Bordeaux : Le surgreffage transforme-t-il le vin rouge en blanc ?
Entre 2018 et 2023, les volumes de vins rouges en France ont diminué de 26 %. Dans le vignoble bordelais, on trouve 66 % de merlot, 22,5 % de cabernet sauvignon et 9,5 % de cabernet franc.
Qui dit Bordeaux, dit rouge. Toutefois, entre 2018 et 2023, les ventes de vins rouges en France ont chuté de 26 % (selon le baromètre Circana), en raison d’un désintérêt croissant des consommateurs, notamment parmi les jeunes. Alors que sur les 94.000 hectares de vignes bordelaises, 82.000 hectares sont dédiés à la production de vin rouge contre seulement 12.000 hectares pour le vin blanc, le vignoble girondin est fortement impacté par la crise viticole, exacerbée par l’instabilité géopolitique (avec une augmentation des taxes douanières) et des événements climatiques de plus en plus fréquents.

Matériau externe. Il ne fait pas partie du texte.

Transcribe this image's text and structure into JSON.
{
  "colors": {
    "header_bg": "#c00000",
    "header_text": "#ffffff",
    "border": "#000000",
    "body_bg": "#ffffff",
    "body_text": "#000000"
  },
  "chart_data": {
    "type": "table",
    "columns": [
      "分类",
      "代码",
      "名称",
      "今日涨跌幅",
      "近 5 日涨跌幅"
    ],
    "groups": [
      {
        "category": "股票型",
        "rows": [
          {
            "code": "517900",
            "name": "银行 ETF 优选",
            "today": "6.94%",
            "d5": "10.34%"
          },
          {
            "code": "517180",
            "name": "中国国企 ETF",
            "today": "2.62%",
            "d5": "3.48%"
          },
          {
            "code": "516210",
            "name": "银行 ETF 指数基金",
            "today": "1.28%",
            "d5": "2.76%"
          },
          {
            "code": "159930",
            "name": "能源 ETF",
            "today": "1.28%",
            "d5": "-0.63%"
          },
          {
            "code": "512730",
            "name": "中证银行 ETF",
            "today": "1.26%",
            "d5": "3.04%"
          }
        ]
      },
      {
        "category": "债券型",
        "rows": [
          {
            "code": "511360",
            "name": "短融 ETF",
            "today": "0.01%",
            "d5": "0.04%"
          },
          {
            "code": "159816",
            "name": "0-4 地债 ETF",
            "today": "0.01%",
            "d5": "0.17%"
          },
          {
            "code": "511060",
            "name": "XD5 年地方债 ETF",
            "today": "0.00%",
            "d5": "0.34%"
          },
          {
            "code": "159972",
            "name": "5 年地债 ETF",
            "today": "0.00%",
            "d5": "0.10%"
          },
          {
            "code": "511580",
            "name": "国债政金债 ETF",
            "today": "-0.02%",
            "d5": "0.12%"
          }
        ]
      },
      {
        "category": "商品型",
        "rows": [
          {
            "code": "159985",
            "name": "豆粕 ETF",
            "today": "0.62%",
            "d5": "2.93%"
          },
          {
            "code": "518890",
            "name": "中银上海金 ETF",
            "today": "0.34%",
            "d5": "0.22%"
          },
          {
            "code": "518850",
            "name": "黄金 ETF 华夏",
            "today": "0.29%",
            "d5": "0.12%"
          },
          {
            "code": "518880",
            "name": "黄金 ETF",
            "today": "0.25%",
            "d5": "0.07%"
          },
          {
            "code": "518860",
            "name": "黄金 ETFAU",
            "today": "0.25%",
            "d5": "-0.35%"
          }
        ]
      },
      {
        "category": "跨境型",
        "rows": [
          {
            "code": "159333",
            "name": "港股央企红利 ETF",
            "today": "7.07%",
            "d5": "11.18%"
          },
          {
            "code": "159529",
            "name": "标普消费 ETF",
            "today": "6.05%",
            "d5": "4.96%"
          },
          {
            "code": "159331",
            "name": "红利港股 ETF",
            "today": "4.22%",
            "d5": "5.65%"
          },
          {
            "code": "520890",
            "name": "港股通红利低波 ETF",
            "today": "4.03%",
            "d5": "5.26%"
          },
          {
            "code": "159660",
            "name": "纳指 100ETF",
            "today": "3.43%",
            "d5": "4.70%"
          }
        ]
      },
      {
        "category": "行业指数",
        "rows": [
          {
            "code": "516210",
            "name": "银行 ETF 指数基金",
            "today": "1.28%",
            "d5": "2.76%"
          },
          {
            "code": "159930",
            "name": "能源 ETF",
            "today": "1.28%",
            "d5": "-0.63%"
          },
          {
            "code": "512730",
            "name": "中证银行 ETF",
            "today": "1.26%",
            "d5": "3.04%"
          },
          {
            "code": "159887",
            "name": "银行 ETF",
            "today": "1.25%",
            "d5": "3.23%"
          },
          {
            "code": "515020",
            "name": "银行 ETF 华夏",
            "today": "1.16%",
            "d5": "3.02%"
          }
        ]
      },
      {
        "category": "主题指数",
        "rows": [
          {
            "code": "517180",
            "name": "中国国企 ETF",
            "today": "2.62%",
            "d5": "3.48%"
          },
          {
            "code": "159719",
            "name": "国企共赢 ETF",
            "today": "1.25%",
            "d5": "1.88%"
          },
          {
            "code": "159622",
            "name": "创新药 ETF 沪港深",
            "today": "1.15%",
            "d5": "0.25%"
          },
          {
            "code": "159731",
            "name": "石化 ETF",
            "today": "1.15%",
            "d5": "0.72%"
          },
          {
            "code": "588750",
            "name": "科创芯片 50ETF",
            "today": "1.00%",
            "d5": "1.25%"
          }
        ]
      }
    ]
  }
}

Pour y faire face, la chambre d’agriculture de la Gironde a proposé une étude fondée sur une réflexion collective de la filière, visant à mettre en lumière des solutions. Parmi celles-ci, le surgreffage, qui permet d’implanter un cépage de blanc sur une vigne initialement dédiée à la production de vin rouge, est mis en avant.
### Changer rapidement les cépages
Dans le vignoble bordelais, la répartition des cépages est la suivante : 66 % de merlot, 22,5 % de cabernet sauvignon et 9,5 % de cabernet franc. Repartir de zéro impliquerait d’arracher les vignes, de retravailler le sol et de replanter des cépages de blanc, nécessitant environ trois à quatre ans pour obtenir une vigne productive. « Le regreffage permet un changement plus rapide de cépages. Par exemple, il est possible de remplacer du merlot par des cépages blancs tels que le sémillon, le sauvignon ou le chenin », explique Laurent Bernos, directeur du pôle viticulture et œnologie de la Chambre d’agriculture. Cette opération se fait au printemps, permettant une production dès l’année suivante.
Le processus est délicat et confié à des sociétés spécialisées. « Le surgreffage nécessite une préparation en amont, en hiver, avec la sélection des greffons, qui sont conservés par les pépiniéristes en chambre froide », précise Jérôme Ragueneau, cogérant de Vitigreffe, une des entreprises expertes dans ce domaine. Il est également responsable du greffage au printemps et conseille les viticulteurs sur l’entretien des parcelles surgreffées. Il note un intérêt croissant pour cette méthode, encore peu répandue dans le Bordelais mais déjà plus acceptée dans le sud-est de la France.
« Nous avons de nombreux clients dans le Bordelais, notamment dans le Médoc, à Saint-Emilion, et un peu partout en Gironde. Depuis quelques années, la demande ne cesse d’augmenter. Cette année, 80 % de notre campagne consiste à greffer des cépages blancs sur des rouges. »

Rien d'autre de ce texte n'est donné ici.